I love the ability to connect immediately with someone I need important information from. This most often happens when I am at work. Instant Messaging is a great tool for picking the brain of a colleague. But I always use it to connect with someone I already know and am familiar with.
On the other side, though, I don’t like the anonymity of this new form of communication – specially on forums or blogs (similar to this one). People hide behind that anonymity, and often act or say things they would not do or say in person – or even in a letter. Not only is that form of communication non-personal, but it is often nothing more than a facade.
To be honest, I am much more likely to type an email to an extended family member than write a letter, but I still miss the days of the “Cards and Letters”.
Due to handwriting skills that have been described as “nasty”, “disgusting”, and (my personal favorite) “atrocious”, I long ago made the conclusion not to physically handwrite my letters. Many rejoiced to be able to finally understand what I was writing.

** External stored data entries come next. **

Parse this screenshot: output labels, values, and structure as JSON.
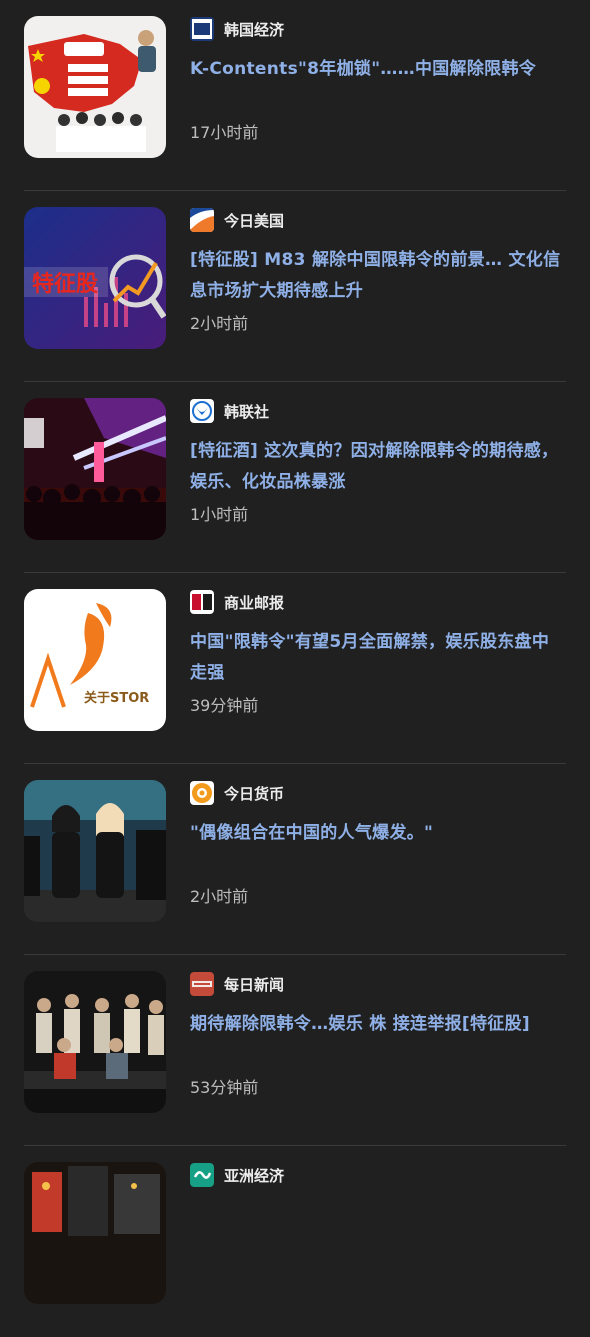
{
  "feed": {
    "items": [
      {
        "source": "韩国经济",
        "source_logo": "hankyung-logo-icon",
        "headline": "K-Contents\"8年枷锁\"……中国解除限韩令",
        "time": "17小时前",
        "thumbnail": "china-map-kpop-thumbnail"
      },
      {
        "source": "今日美国",
        "source_logo": "usa-today-logo-icon",
        "headline": "[特征股] M83 解除中国限韩令的前景… 文化信息市场扩大期待感上升",
        "time": "2小时前",
        "thumbnail": "stock-chart-thumbnail",
        "thumbnail_label": "特征股"
      },
      {
        "source": "韩联社",
        "source_logo": "yonhap-logo-icon",
        "headline": "[特征酒] 这次真的？因对解除限韩令的期待感，娱乐、化妆品株暴涨",
        "time": "1小时前",
        "thumbnail": "concert-stage-thumbnail"
      },
      {
        "source": "商业邮报",
        "source_logo": "business-post-logo-icon",
        "headline": "中国\"限韩令\"有望5月全面解禁，娱乐股东盘中走强",
        "time": "39分钟前",
        "thumbnail": "wing-logo-thumbnail",
        "thumbnail_label": "关于STOR"
      },
      {
        "source": "今日货币",
        "source_logo": "money-today-logo-icon",
        "headline": "\"偶像组合在中国的人气爆发。\"",
        "time": "2小时前",
        "thumbnail": "idol-group-thumbnail"
      },
      {
        "source": "每日新闻",
        "source_logo": "maeil-logo-icon",
        "headline": "期待解除限韩令…娱乐 株 接连举报[特征股]",
        "time": "53分钟前",
        "thumbnail": "dance-group-thumbnail"
      },
      {
        "source": "亚洲经济",
        "source_logo": "asia-economy-logo-icon",
        "headline": "",
        "time": "",
        "thumbnail": "city-night-thumbnail"
      }
    ]
  }
}
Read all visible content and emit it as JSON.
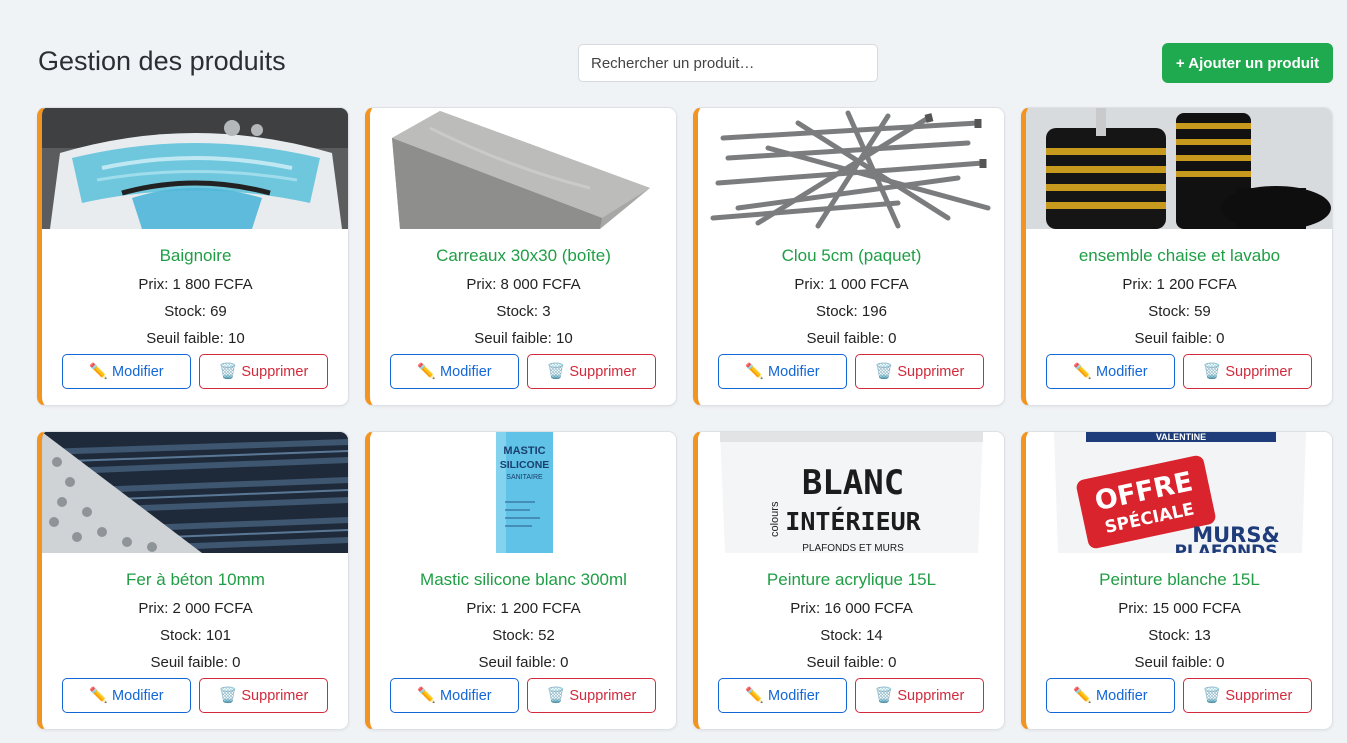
{
  "header": {
    "title": "Gestion des produits",
    "search_placeholder": "Rechercher un produit…",
    "add_button": "+ Ajouter un produit"
  },
  "colors": {
    "accent_orange": "#f29422",
    "product_name_green": "#1f9e45",
    "add_button_green": "#1faa4f",
    "edit_blue": "#1366d6",
    "delete_red": "#d02a3c"
  },
  "labels": {
    "edit": "Modifier",
    "delete": "Supprimer",
    "edit_icon": "pencil-icon",
    "delete_icon": "trash-icon"
  },
  "products": [
    {
      "name": "Baignoire",
      "price": "Prix: 1 800 FCFA",
      "stock": "Stock: 69",
      "threshold": "Seuil faible: 10",
      "image": "bathtub"
    },
    {
      "name": "Carreaux 30x30 (boîte)",
      "price": "Prix: 8 000 FCFA",
      "stock": "Stock: 3",
      "threshold": "Seuil faible: 10",
      "image": "tile"
    },
    {
      "name": "Clou 5cm (paquet)",
      "price": "Prix: 1 000 FCFA",
      "stock": "Stock: 196",
      "threshold": "Seuil faible: 0",
      "image": "nails"
    },
    {
      "name": "ensemble chaise et lavabo",
      "price": "Prix: 1 200 FCFA",
      "stock": "Stock: 59",
      "threshold": "Seuil faible: 0",
      "image": "toilet-set"
    },
    {
      "name": "Fer à béton 10mm",
      "price": "Prix: 2 000 FCFA",
      "stock": "Stock: 101",
      "threshold": "Seuil faible: 0",
      "image": "rebar"
    },
    {
      "name": "Mastic silicone blanc 300ml",
      "price": "Prix: 1 200 FCFA",
      "stock": "Stock: 52",
      "threshold": "Seuil faible: 0",
      "image": "silicone-tube"
    },
    {
      "name": "Peinture acrylique 15L",
      "price": "Prix: 16 000 FCFA",
      "stock": "Stock: 14",
      "threshold": "Seuil faible: 0",
      "image": "paint-bucket-blanc"
    },
    {
      "name": "Peinture blanche 15L",
      "price": "Prix: 15 000 FCFA",
      "stock": "Stock: 13",
      "threshold": "Seuil faible: 0",
      "image": "paint-bucket-offre"
    }
  ],
  "image_text": {
    "silicone": [
      "MASTIC",
      "SILICONE",
      "SANITAIRE"
    ],
    "blanc": [
      "colours",
      "BLANC",
      "INTÉRIEUR",
      "PLAFONDS ET MURS"
    ],
    "offre": [
      "VALENTINE",
      "OFFRE",
      "SPÉCIALE",
      "MURS&",
      "PLAFONDS"
    ]
  }
}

My wife and I are slight anomalies for our generation in that we dated (rather we courted) through letters. In the summer before my mission (1988-1990) I wrote to every girl I knew or met my freshman year at the Y. My purpose was to inform of my mission call, but also to see if I could get people to write me while I was there. One of the responders was a girl I had gone to one dance with. Over the course of the summer and my mission we exchanged over 100 letters, in as much that when I returned home I informed my parents that there might be something more to this relationship. I asked them if they could fly her out for a visit (she lived in San Francisco and I in London). So two weeks home she came out for a visit and within 1 week we were engaged, and a week later she went home. Three months later we met again 2 days prior to the wedding. Now that has been 17 years and 5 kids ago, but every time I see our box of letters it serves to remind me in vivid detail of how we got started. I am sure our kids and their kids will also treasure our sloppy prose as time goes by. Anyway, it is rare the email that can stir those sort of emotions even a few months later, let alone a few generations.
Seth,
Huh?
Terry isn’t writing about sex. “Sensual” — despite the unfortunate recent popular trend to use it as a synonym for sexual — is _not_ merely a synonym for sexual. (Look it up: http://dictionary.reference.com/browse/sensual ).
The word refers to experiences (of whatever sort) that gratify one’s senses. It seems clear that Williams means it in this sense — she talks about different senses like touch and taste.
It was a joke, Kaimi W. You have reverse Jonathan Green syndrome.
I could forsee in a near future someone writing something like the following:
“Our correspondences show us where our intimacies lie . . .There is something very sensual about an email. The physical contact of fingers to keyboard, the time set aside to focus on who is in the “To” line and who is in the “CC” line, the pressing of the “Send” button, watching the Outbox counter countdown, and then the release of the email into the Old Internet— all are acts of tenderness. . .”
That shouldn’t take away from what you are saying, that now, and forever, a letter would be even more intimate than an email. However, we are talking about perspective. Two hundred years ago, someone might have written “There is something very sensual about traveling to a friend’s house to converse in person. . .”.